An appropriate supply of n-3 long-chain polyunsaturated fatty acids (LC-PUFAs) during early childhood may enhance cognitive development. Little attention is paid to the fatty acid (FA) supply during the complementary feeding period. We examined the polyunsaturated fatty acids (PUFAs) and LC-PUFAs pattern in dietary practice of two study groups and evaluated the results against the present Dietary Guidelines in Germany.

The food consumption and FA pattern of dietary practice in subjects from two prospective studies (n=102 and n=184, respectively) at the age of 3, 6 and 9 months was assessed by weighed diet records, and changes during the first year of life were compared with the food-based dietary guidelines for the first year of life.
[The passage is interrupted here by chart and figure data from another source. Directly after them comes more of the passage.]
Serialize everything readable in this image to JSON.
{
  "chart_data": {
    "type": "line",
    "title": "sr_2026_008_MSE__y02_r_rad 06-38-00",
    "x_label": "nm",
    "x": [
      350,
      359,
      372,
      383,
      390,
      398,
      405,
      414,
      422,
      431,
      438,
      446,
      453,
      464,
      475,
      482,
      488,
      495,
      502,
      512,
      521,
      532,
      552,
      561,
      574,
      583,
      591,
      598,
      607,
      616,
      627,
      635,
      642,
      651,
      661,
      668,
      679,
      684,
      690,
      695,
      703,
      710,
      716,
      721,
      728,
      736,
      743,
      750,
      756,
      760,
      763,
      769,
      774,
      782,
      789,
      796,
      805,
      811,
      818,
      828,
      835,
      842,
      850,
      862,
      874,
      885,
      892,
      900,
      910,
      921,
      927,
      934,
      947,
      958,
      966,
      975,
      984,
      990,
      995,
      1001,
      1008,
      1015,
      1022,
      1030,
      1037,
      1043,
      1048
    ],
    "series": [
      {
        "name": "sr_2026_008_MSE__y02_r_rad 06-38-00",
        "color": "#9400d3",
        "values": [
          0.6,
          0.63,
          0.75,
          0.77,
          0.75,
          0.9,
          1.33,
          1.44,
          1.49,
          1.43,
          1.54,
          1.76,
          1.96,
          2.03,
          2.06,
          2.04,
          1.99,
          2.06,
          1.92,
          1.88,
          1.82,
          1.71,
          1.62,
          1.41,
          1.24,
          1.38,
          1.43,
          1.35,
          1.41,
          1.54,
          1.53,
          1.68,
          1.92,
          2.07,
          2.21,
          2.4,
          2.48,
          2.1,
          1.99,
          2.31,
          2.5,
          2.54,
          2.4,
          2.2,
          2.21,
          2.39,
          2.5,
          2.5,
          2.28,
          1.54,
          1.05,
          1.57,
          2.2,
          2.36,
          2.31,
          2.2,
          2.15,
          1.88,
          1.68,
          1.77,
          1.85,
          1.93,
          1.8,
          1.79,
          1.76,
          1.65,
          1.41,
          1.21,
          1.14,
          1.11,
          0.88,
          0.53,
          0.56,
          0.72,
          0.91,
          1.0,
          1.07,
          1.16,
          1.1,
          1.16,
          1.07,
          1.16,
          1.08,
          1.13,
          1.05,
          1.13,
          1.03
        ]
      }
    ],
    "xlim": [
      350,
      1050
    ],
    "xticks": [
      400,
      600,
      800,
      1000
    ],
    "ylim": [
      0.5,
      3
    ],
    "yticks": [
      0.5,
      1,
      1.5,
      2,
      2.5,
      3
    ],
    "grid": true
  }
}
Dietary practice in the complementary feeding period was clearly dominated by commercial food products. The FA composition in dietary practice was different from the Guideline Diet and the ratio of n-6/n-3 PUFAs was less favorable. Consumption of breast milk or formula was still of major importance for the intake of LC-PUFAs in the complementary feeding period.

LC-PUFAs are predominantly provided by breast milk and formula during the first year of life and consequently decrease when milk consumption decreases. For compensation, commercial complementary food might come closer to the Guideline Diet by lowering the n-6/n-3 PUFA ratio through appropriate vegetable oil along with an increase in total fat content up to the legal limit.